Расположились возле рассохшейся лавки у забора, подальше от ворот и декоративного элемента. Рёв трудолюбивого самурая стал тише, можно было разговаривать, не напрягая голос. Артур обещал подойти, как только разберётся с валуном. Спросить его про бревно не успели — и теперь терялись в догадках.

— Не кол это, — рассудил Шамиль, сообразив, о чём идёт речь. — У нас что. Турция? Такое только больной придумать может…

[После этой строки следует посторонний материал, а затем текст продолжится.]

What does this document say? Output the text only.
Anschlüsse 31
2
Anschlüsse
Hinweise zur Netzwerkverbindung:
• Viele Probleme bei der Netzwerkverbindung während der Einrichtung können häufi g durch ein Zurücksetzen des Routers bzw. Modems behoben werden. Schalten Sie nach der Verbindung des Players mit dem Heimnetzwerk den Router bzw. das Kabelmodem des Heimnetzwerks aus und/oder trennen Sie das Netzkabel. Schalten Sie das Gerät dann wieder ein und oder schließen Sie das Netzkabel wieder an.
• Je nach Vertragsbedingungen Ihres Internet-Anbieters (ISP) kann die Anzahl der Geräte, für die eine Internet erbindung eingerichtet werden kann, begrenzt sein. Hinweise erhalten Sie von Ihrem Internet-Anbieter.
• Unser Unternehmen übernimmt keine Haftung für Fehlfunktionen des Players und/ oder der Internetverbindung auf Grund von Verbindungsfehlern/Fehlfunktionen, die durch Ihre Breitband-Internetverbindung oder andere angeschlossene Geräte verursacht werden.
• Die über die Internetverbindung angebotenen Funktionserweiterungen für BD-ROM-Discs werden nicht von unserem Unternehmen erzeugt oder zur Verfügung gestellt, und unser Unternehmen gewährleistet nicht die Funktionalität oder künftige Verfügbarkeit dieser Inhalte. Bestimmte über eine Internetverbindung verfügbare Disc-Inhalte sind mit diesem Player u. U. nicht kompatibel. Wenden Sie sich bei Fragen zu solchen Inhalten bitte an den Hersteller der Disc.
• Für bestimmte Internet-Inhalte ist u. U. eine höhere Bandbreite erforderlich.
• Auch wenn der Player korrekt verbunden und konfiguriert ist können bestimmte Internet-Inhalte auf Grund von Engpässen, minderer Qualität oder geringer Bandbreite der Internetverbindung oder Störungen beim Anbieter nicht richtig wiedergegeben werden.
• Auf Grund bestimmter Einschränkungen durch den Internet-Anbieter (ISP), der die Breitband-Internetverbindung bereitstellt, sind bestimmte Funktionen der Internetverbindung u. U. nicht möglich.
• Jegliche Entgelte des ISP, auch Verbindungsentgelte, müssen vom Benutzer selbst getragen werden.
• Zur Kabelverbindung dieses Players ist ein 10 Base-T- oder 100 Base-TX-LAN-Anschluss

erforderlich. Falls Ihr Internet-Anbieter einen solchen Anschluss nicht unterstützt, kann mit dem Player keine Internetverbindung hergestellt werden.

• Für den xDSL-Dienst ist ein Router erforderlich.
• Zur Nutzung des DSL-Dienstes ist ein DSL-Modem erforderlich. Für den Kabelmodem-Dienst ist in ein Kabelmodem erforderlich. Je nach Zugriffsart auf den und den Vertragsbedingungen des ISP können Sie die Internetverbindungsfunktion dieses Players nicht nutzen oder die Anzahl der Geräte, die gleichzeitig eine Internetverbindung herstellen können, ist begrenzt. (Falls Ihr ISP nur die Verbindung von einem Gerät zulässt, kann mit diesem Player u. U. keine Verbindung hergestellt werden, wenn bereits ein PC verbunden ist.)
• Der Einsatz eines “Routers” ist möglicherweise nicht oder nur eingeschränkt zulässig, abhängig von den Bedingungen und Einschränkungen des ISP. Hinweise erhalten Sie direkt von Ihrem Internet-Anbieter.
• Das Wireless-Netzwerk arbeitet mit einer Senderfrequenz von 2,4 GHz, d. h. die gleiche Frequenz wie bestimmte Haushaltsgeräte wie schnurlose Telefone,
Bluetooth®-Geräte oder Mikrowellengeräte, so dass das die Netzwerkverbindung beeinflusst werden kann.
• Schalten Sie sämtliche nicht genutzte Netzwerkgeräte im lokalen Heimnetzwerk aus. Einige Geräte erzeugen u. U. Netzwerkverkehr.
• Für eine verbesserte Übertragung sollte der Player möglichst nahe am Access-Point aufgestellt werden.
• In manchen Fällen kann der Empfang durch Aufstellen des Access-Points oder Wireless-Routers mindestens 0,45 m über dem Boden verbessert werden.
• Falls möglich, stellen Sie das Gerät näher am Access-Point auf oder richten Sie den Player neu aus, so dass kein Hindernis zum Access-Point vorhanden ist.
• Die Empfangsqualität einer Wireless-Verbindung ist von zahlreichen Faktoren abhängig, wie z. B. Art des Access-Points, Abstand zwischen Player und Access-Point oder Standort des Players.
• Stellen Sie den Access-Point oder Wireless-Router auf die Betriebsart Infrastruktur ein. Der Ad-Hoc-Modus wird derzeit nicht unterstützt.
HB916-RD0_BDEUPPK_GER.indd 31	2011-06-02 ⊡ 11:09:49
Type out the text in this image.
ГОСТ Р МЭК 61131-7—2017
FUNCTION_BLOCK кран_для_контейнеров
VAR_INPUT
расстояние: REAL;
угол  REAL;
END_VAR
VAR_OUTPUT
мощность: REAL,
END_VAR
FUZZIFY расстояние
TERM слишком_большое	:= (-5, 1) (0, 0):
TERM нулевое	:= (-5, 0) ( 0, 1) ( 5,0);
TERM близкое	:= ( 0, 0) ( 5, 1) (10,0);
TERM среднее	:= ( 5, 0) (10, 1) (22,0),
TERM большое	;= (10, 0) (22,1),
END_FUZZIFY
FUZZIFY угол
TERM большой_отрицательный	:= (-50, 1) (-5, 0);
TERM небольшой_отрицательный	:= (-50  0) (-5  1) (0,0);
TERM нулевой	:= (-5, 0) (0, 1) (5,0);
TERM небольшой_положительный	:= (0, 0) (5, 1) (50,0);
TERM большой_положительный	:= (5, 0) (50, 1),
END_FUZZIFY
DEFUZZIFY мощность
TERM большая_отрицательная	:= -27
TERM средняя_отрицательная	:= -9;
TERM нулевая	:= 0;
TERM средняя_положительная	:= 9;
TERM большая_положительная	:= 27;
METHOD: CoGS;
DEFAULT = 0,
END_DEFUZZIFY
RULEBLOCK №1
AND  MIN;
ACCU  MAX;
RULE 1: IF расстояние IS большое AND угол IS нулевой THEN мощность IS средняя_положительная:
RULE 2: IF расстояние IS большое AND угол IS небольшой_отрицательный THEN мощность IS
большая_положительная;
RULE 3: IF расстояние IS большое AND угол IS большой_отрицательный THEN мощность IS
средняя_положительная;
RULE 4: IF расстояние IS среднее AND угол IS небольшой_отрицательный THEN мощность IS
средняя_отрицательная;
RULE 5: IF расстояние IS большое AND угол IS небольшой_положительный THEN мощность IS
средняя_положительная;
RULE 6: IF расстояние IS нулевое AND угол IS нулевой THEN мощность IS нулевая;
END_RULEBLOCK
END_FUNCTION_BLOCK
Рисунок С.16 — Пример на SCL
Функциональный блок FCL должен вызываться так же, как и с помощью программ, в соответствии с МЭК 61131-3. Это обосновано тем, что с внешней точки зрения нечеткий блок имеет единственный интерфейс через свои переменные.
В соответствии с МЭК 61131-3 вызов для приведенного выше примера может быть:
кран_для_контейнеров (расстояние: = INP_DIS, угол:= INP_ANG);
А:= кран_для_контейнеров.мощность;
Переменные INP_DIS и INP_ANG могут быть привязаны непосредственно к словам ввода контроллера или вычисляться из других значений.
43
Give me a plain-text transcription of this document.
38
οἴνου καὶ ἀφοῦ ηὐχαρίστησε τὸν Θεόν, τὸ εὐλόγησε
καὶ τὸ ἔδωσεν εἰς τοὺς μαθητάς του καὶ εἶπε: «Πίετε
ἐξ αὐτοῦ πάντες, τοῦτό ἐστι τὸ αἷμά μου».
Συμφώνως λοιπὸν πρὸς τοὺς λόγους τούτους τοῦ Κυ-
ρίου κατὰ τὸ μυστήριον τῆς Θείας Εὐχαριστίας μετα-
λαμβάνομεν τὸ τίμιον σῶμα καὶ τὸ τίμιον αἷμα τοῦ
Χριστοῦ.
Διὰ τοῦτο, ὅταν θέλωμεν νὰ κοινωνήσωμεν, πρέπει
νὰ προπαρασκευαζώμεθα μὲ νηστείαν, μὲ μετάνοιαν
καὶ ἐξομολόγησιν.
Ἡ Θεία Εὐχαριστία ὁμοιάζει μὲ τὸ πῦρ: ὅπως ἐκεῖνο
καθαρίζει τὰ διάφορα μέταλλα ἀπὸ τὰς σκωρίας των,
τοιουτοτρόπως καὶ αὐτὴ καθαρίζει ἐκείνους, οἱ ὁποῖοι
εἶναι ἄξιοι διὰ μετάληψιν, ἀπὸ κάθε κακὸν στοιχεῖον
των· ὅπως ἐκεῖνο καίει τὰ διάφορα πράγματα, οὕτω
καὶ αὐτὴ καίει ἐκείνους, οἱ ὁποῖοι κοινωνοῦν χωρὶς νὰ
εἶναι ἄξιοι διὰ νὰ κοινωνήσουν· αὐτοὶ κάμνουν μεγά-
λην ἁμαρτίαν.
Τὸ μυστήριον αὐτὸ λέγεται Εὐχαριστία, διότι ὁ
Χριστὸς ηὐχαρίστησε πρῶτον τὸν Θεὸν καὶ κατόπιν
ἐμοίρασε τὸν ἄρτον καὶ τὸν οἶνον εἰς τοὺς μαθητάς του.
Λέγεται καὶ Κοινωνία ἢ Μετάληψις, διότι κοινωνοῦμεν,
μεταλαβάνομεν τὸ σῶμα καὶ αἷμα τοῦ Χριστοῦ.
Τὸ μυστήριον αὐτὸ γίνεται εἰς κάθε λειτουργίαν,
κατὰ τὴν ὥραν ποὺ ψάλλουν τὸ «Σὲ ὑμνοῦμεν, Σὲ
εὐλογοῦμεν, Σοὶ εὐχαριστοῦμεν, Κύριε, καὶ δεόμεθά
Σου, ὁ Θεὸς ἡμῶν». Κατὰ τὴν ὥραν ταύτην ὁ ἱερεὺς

Помолчал, ударил кулаком в забор:

— У моего брата нет психики. Нет! Замыслил он что-то, Сан Петрович.

— Что?

— Не знаю! Я ведь чего боялся? Думал, он за пистолет схватится. В кого стрелять станет? Хорошо, если в нас… Эх, почему я с вами не посоветовался? Лучше бы я Артуру спиннинг подарил! Тяжело человеку, плохо. Может, и вправду отвлечься захотел? Как считаете, Сан Петрович?

Учитель вздохнул:

— Я не Шерлок Холмс. То, что замыслил, — очевидно. Уверен, ни камня, ни бревна ещё вчера здесь не было. Знать бы, чем я контуженному Коле не полюбился…

— Э-э! — расхохотался Чисоев-старший. — Учитель вы, Сан Петрович. Учителя с завязанными глазами узнаешь. А вдруг этот Коля лентяем в школе был? Вдруг ему каждую ночь табель с двойками снится?

Бывший классный руководитель представил себе этот кошмар. Оценил, содрогнулся. Но всё-таки почему «пэрэвэртэнь»?

— Странное дело, Шамиль. Ты про сон говорил, что тебе школа снилась. А мне, знаешь, сегодня ночью полная ерунда виделась. Поле, хлеб, у меня на голове кепка… И будто я сам себя в чём-то убеждаю.

— Сон! — пожал могучими плечами Чисоев. — Во сне, Сан Петрович, только с собой и споришь. Никого там, во сне, больше и нет…

Замолчал, прислушался:

— О! «Макака»! Сан Петрович, мамой клянусь: настоящая «макака»!

Александр Петрович открыл было рот, моргнул — и различил еле слышный треск двигателя.

Мотоцикл? Ml А, минского завода? Ну и слух у тебя. Шамиль!

— Когда подсказывали, всегда слышал, — ухмыльнулся Чисоев, довольный комплиментом. — Хоть с последней парты! Мне, Сан Петрович, только шепни! Я «макаку» ни с чем не перепутаю, у отца такая была…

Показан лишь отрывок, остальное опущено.